Slightly shaken, they sit down and order drinks. But do they do so with a wistful smile, or a sullen grimace? Do they spend their evening sharing plans for the future, or trading snarky remarks until their unease morphs into anger targeted at some group they don’t like?
The answer, according to newly published research, may depend upon whether the watering hole is in Shanghai or Cheyenne. It turns out that East Asians and Westerners react very differently to reminders of our mortality—a finding that may point the way out of a destructive dynamic.
This study provides compelling evidence that the Eastern response to death is a renewed commitment to enjoying life. Awakened to the availability of this option, there’s no reason Westerners can’t adopt such an attitude, and reap the personal and societal benefits.
“The thought of death makes many people become more narrow-minded and nationalistic,” noted Harvard University psychologist Christine Ma-Kellams. “But less-defensive methods of coping with death are definitely possible, and some cultures make it easier than others to tap into these alternative ways.”
Ma-Kellams is both a cross-cultural psychologist and an expert in terror management theory, which examines the ways death anxiety impacts our thoughts, feelings and behavior. Several decades of TMT research has found reminders of our inevitable demise tend to evoke enthusiastic adherence to our religious and/or political beliefs, since these are the mechanisms that promise us either literal or symbolic immortality.
It’s a profound (if not universally accepted) theory, but most of its research has been done in the Western world. Ma-Kellams, who was born in China but raised in the U.S., wondered if East Asians would react differently to reminders of their own death.
“Mortality is so universal, but the ways we cope with mortality may be culturally specific,” she said, noting that East Asians are taught early on to look at the world in terms of yin and yang.

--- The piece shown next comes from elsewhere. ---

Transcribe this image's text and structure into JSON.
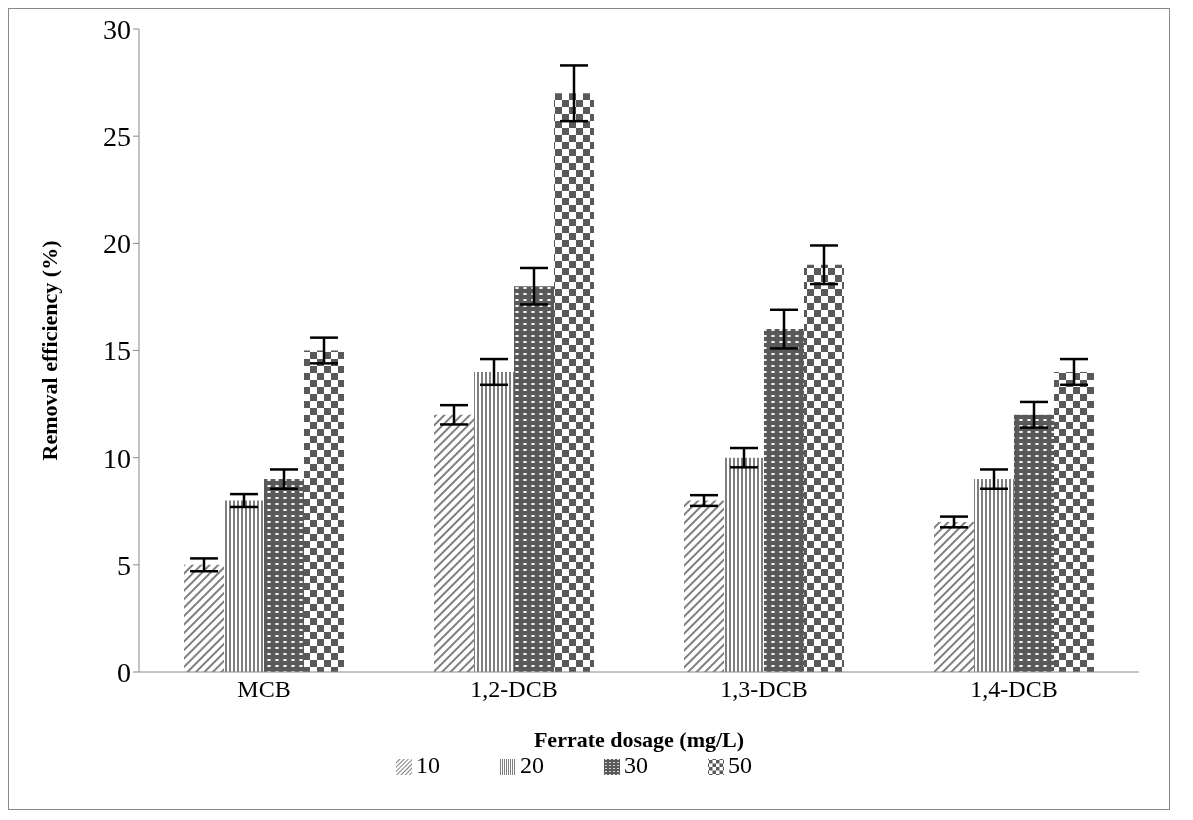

From that philosophical perspective, life and death are inseparable; death would mean nothing without life, and vice-versa.
“From a Western point of view, we think of death as the annihilation of all we hold dear in our hearts,” she said. “But (from an Eastern perspective), when you are reminded of your own death, it can serve as a reminder that right now, you have a wonderful, glorious life to live, and you should make the most of it before it comes to an end.”